Sebastian Huayamares
BME PhD Defense Presentation

Date: 2023-12-06
Time: 1:00 PM-2:00 PM
Location / Meeting Link: HSRB-II N600 Conference Room / https://emory.zoom.us/j/6851219755

Committee Members:
James Dahlman, PhD (Advisor); Eric Sorscher, MD; Philip Santangelo, PhD; Kyle Allison, PhD; Wilbur Lam, MD, PhD


Title: Translational design of lipid nanoparticles (LNPs) to deliver mRNA therapies to solid tumors and to the lungs

Abstract:
Lipid nanoparticles (LNPs) are a clinically relevant way to deliver therapeutic mRNA in patients. Major milestones for LNP-RNA drugs include the Food and Drug Administration (FDA) approval of Alnylam’s ONPATTRO® in 2018 for treating liver genetic disease following systemic administration as well as the unprecedentedly fast Emergency Use Approval (EUA) of Moderna’s SPIKEVAX® and Pfizer-BioNTech’s COMIRNATY® in 2020 for vaccination against COVID-19. Despite the success of this novel class of therapies for rare genetic diseases in the liver and respiratory infectious diseases, the full potential of LNP-RNA drugs for other indications is still being unveiled.

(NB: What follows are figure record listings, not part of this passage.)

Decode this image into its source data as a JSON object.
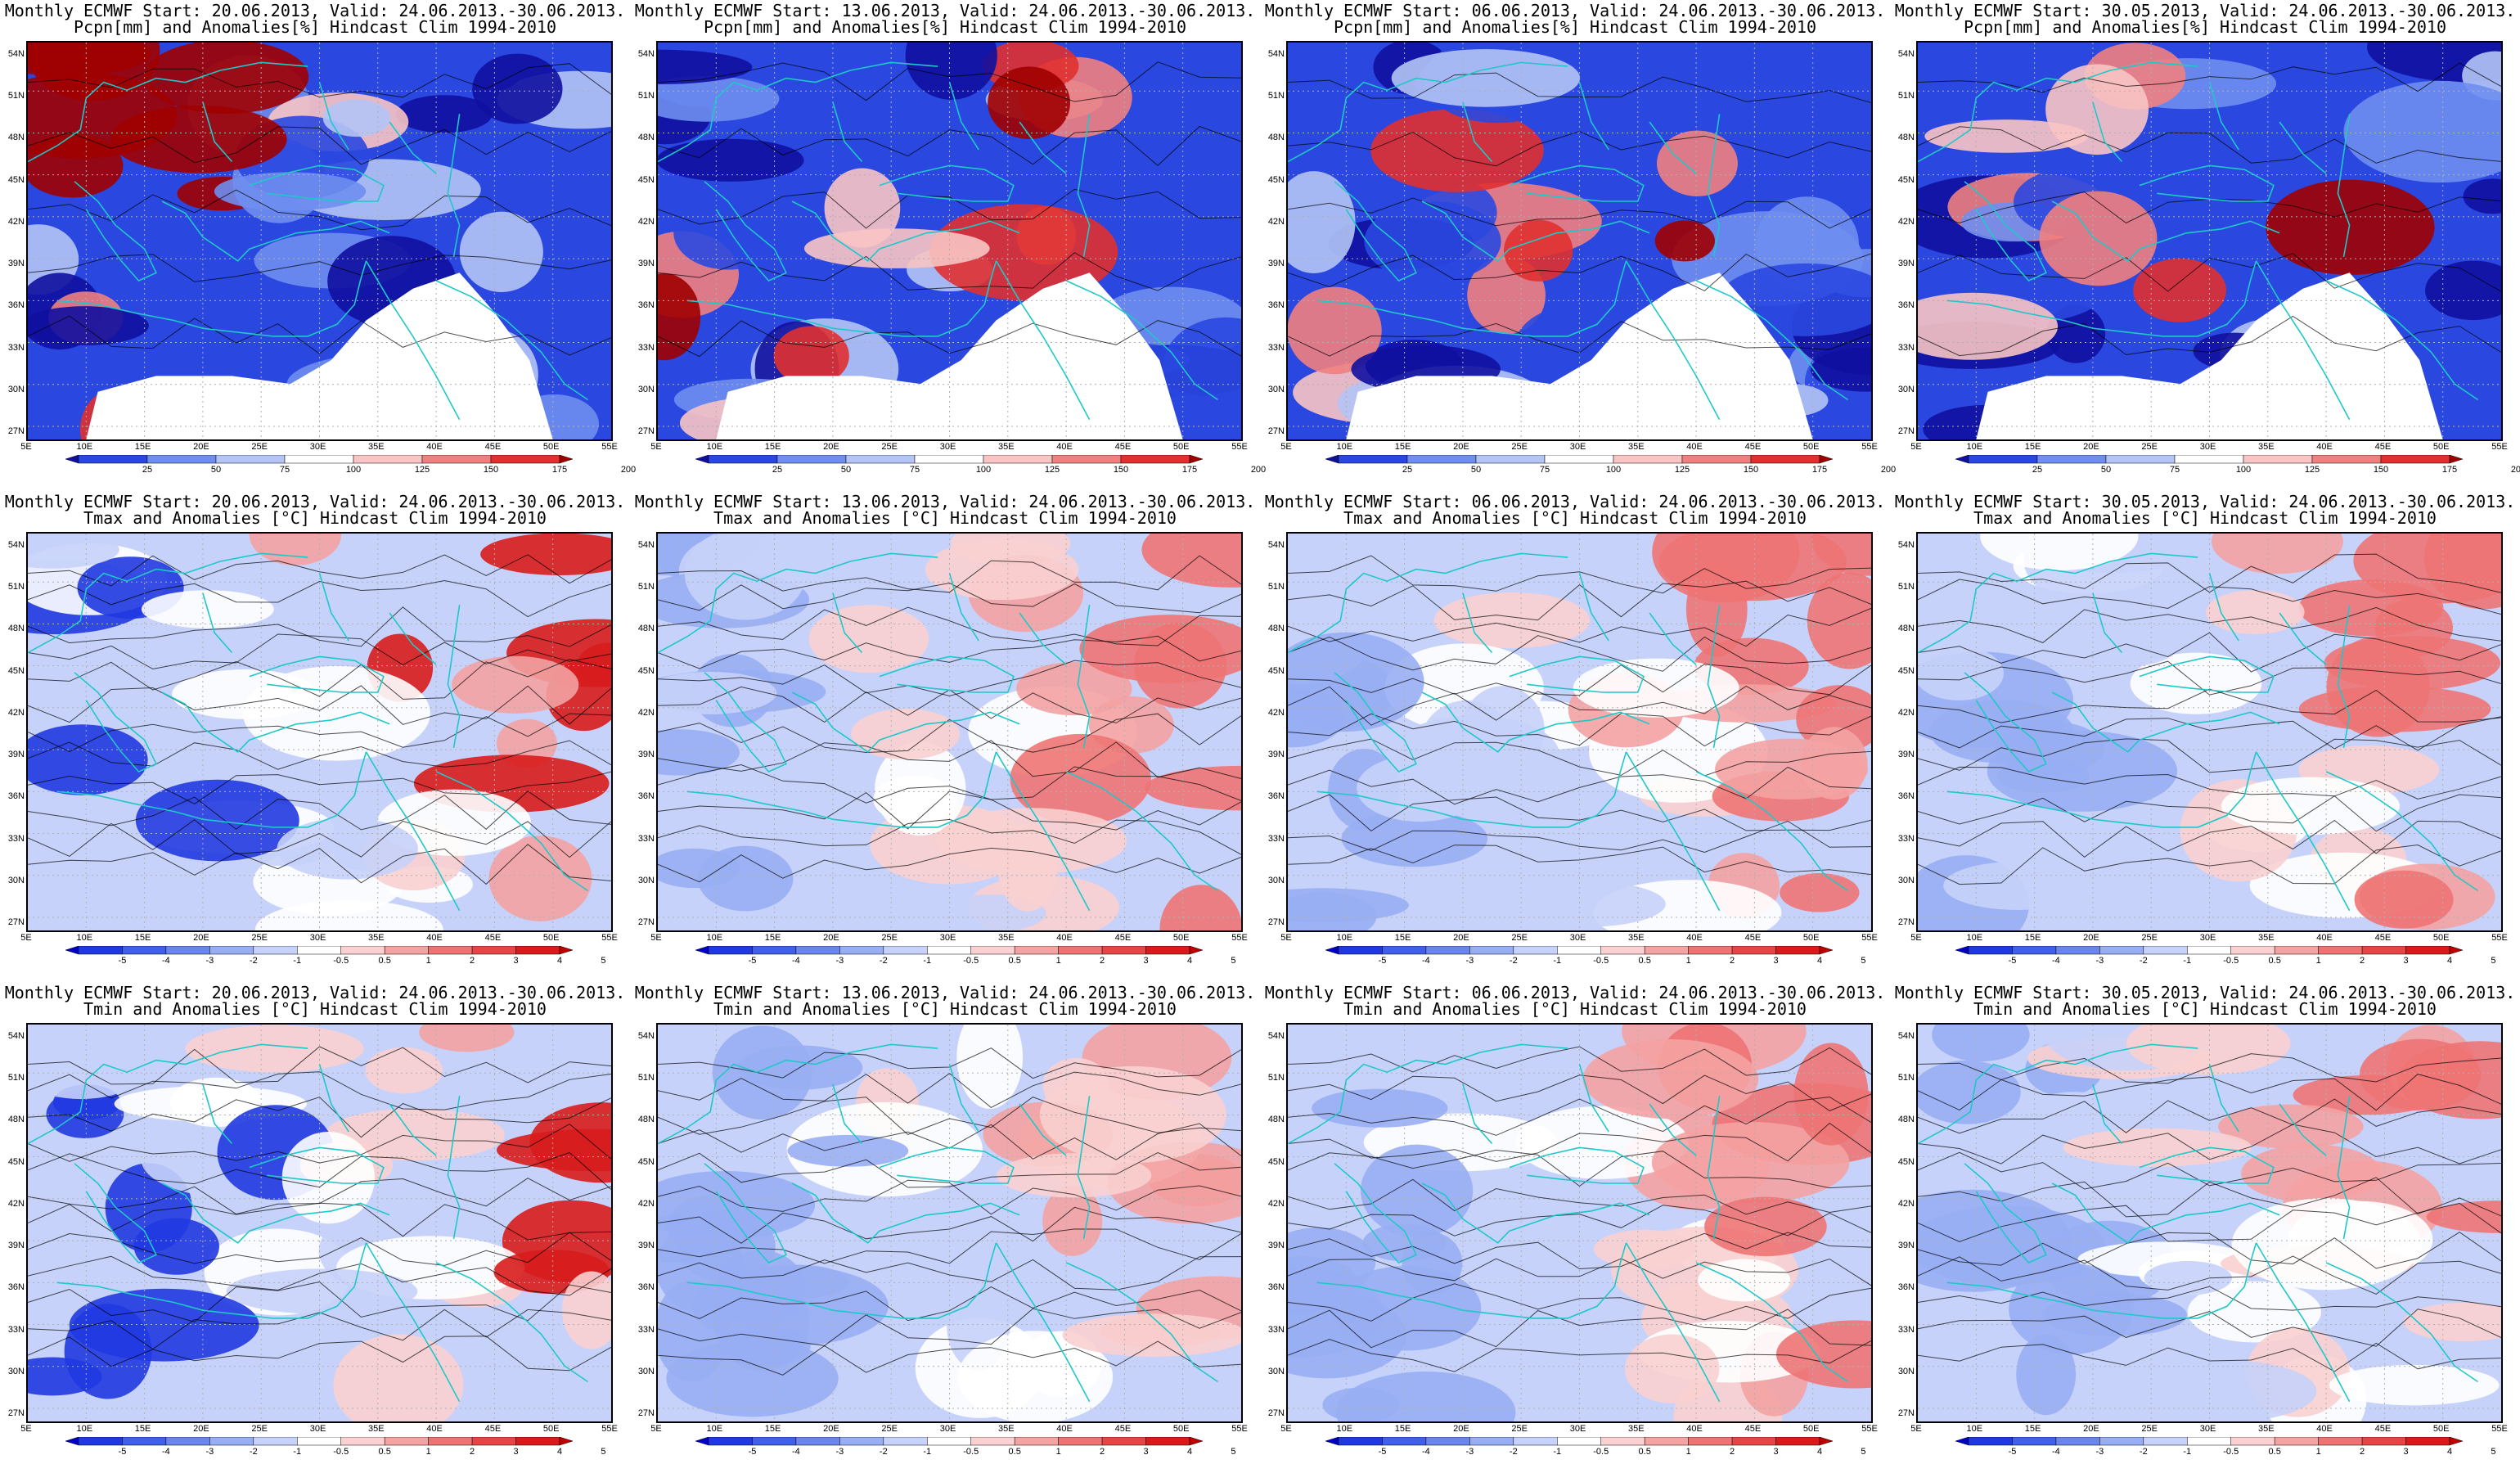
{
  "panel_rows": [
    {
      "variable_line": "Pcpn[mm] and Anomalies[%] Hindcast Clim 1994-2010",
      "colorbar_type": "precip",
      "colorbar_labels": [
        "25",
        "50",
        "75",
        "100",
        "125",
        "150",
        "175",
        "200"
      ],
      "colorbar_colors": [
        "#1010a0",
        "#2a48e0",
        "#6f8ef0",
        "#b4c4f5",
        "#ffffff",
        "#f8c4c4",
        "#f08080",
        "#e03030",
        "#a00000"
      ]
    },
    {
      "variable_line": "Tmax and Anomalies [°C] Hindcast Clim 1994-2010",
      "colorbar_type": "temp",
      "colorbar_labels": [
        "-5",
        "-4",
        "-3",
        "-2",
        "-1",
        "-0.5",
        "0.5",
        "1",
        "2",
        "3",
        "4",
        "5"
      ],
      "colorbar_colors": [
        "#0000c8",
        "#2038e0",
        "#4060e8",
        "#6a86ee",
        "#98aef4",
        "#c6d2fa",
        "#ffffff",
        "#fad0d0",
        "#f4a2a2",
        "#ee7474",
        "#e44646",
        "#d81c1c",
        "#c00000"
      ]
    },
    {
      "variable_line": "Tmin and Anomalies [°C] Hindcast Clim 1994-2010",
      "colorbar_type": "temp",
      "colorbar_labels": [
        "-5",
        "-4",
        "-3",
        "-2",
        "-1",
        "-0.5",
        "0.5",
        "1",
        "2",
        "3",
        "4",
        "5"
      ],
      "colorbar_colors": [
        "#0000c8",
        "#2038e0",
        "#4060e8",
        "#6a86ee",
        "#98aef4",
        "#c6d2fa",
        "#ffffff",
        "#fad0d0",
        "#f4a2a2",
        "#ee7474",
        "#e44646",
        "#d81c1c",
        "#c00000"
      ]
    }
  ],
  "panel_columns": [
    {
      "start_line": "Monthly ECMWF Start: 20.06.2013, Valid: 24.06.2013.-30.06.2013."
    },
    {
      "start_line": "Monthly ECMWF Start: 13.06.2013, Valid: 24.06.2013.-30.06.2013."
    },
    {
      "start_line": "Monthly ECMWF Start: 06.06.2013, Valid: 24.06.2013.-30.06.2013."
    },
    {
      "start_line": "Monthly ECMWF Start: 30.05.2013, Valid: 24.06.2013.-30.06.2013."
    }
  ],
  "lat_labels": [
    "54N",
    "51N",
    "48N",
    "45N",
    "42N",
    "39N",
    "36N",
    "33N",
    "30N",
    "27N"
  ],
  "lon_labels": [
    "5E",
    "10E",
    "15E",
    "20E",
    "25E",
    "30E",
    "35E",
    "40E",
    "45E",
    "50E",
    "55E"
  ],
  "map_style": {
    "coastline_color": "#1fc8c8",
    "contour_color": "#000000",
    "grid_color": "#b0b0b0",
    "no_data_color": "#ffffff"
  }
}
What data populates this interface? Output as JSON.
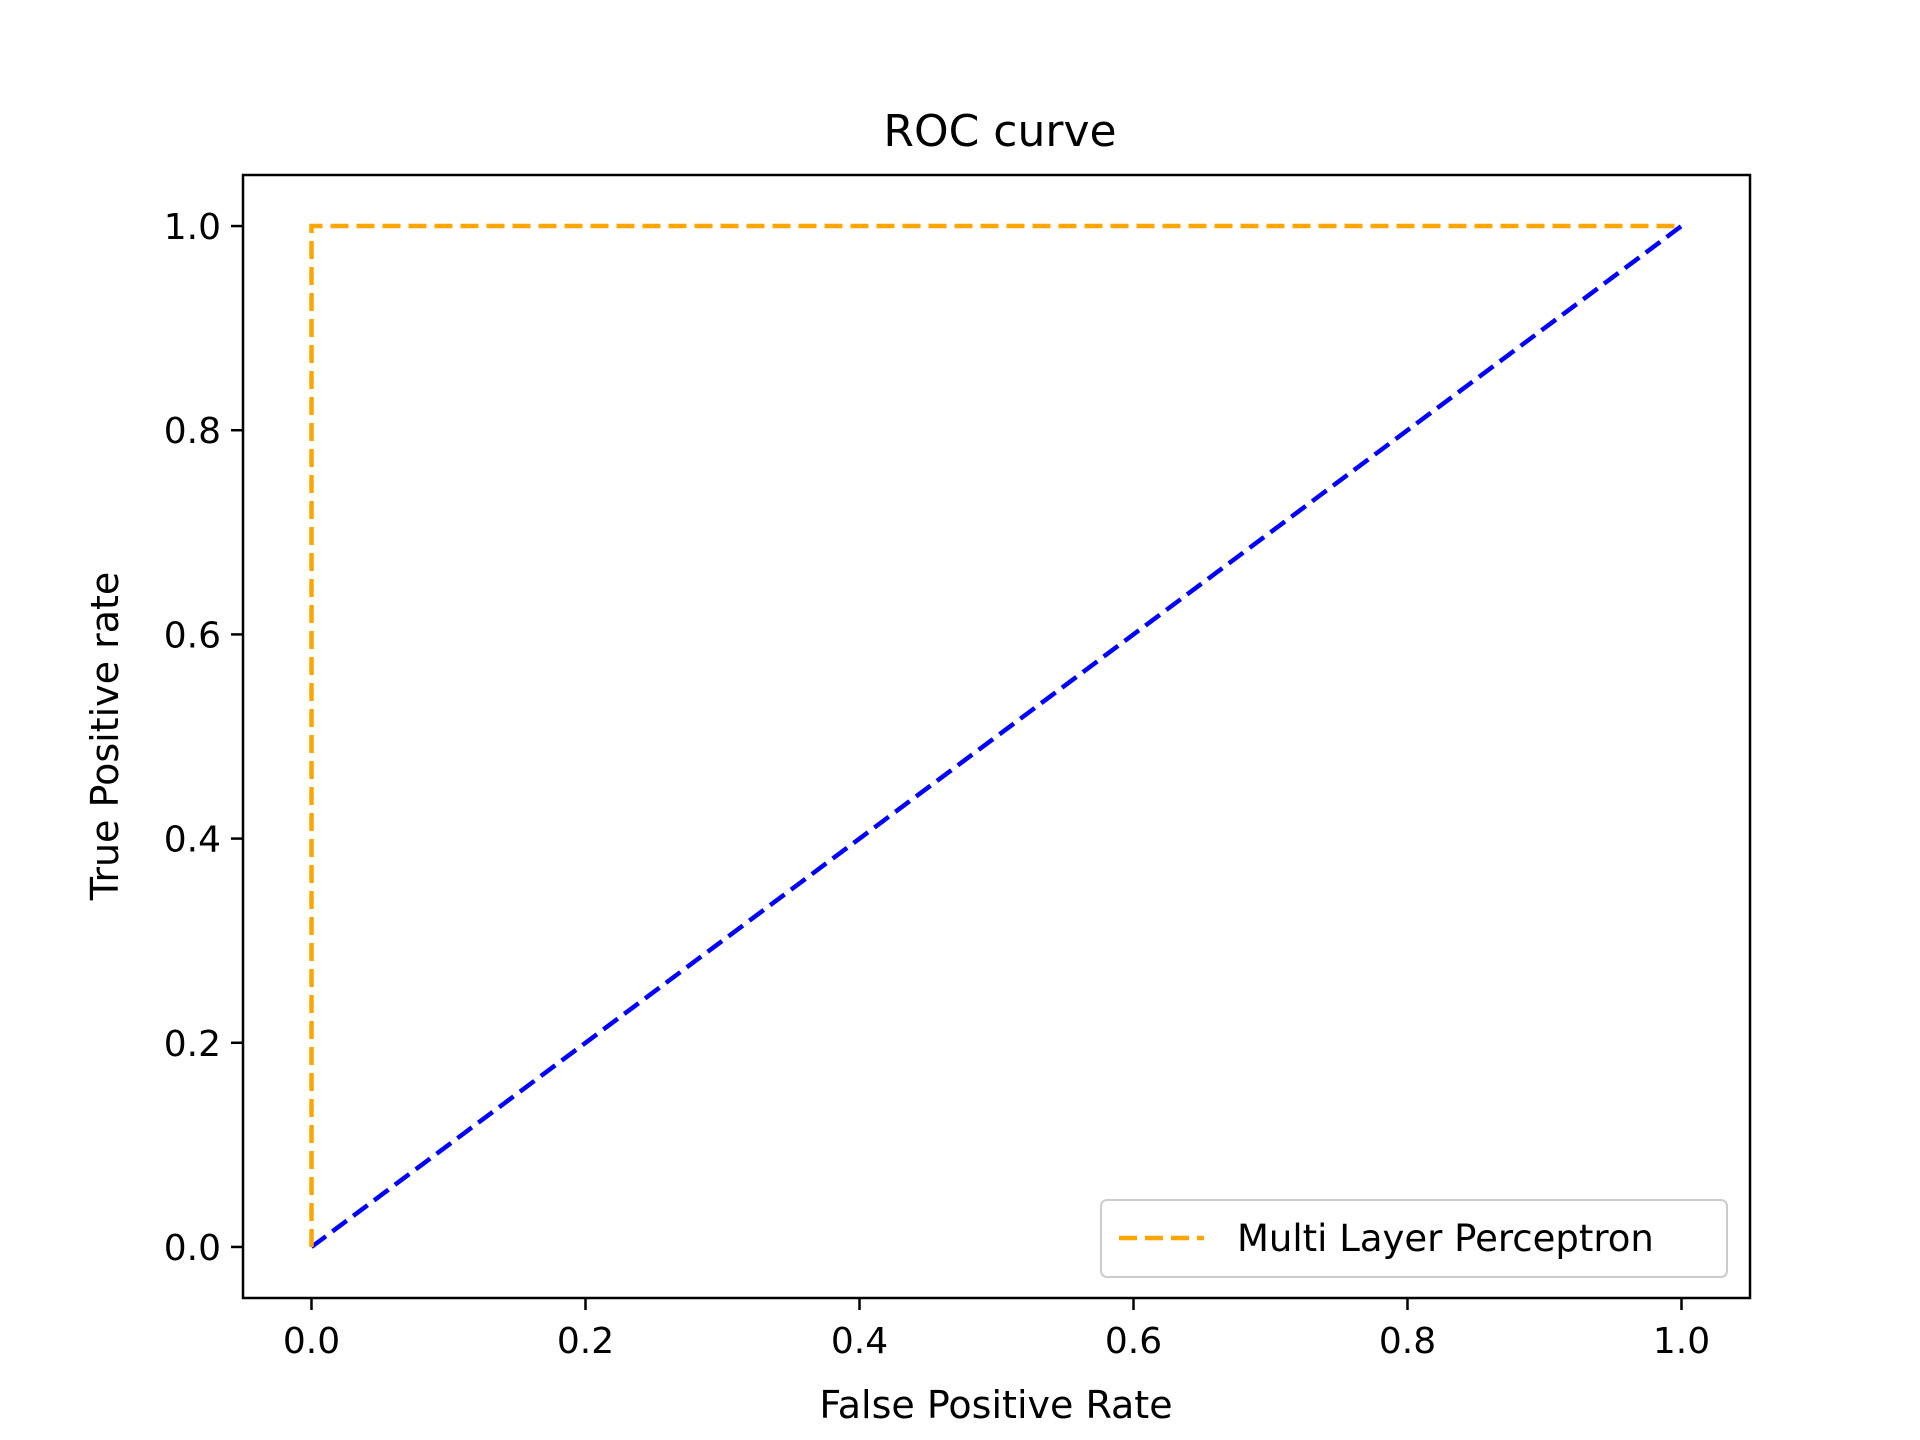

LNP-RNA drugs to treat solid tumors are yet to be approved but highly anticipated, given that oncology has consistently been the dominant indication among new FDA approvals and investigational therapies in clinical development for the past five years. In this work, I sought to improve mRNA delivery to solid tumors through systemic and localized administration. As part of my first aim, I used high-throughput LNP screening assays to identify an LNP that can functionally deliver mRNA to human head and neck squamous cell carcinoma (HNSCC) solid tumors in vivo while minimizing off-target delivery to the liver. For my second aim, I investigated the intratumoral delivery of mRNA via LNPs. Using stereo-pure and scalable ionizable lipids, I formulated and screened LNPs administered intratumorally. The best-performing LNP was then used to deliver purine nucleoside phosphorylase (PNP)-encoding mRNA intratumorally. In combination with fludarabine phosphate as a prodrug, this elicited cytoreductive anti-tumor effects that resulted in regression of patient-derived xenograft (PDX) HNSCC solid tumors in vivo. Additionally, I studied mRNA delivery to solid tumors on a multi-omic level using single-cell RNA sequencing (scRNA-seq) and identified pathways and upregulated genes related to this therapeutic modality. Finally, for my third aim, I designed translational, clinically relevant LNPs to deliver therapeutic mRNA to the respiratory airway via nebulization. The nebulization process exerts strains on LNP-mRNA drugs that reduce mRNA functional expression, which may have caused Translate Bio’s nebulized LNP-mRNA drug candidate to fail at improving lung function in cystic fibrosis patients during their Phase I/II clinical trial in 2021. Here, I engineered LNPs for enhanced functional delivery of mRNA via nebulization while keeping them translationally relevant. These improved LNPs were then used to deliver a therapeutically relevant mRNA cargo to develop an LNP-mRNA therapy for the treatment of pulmonary alveolar proteinosis.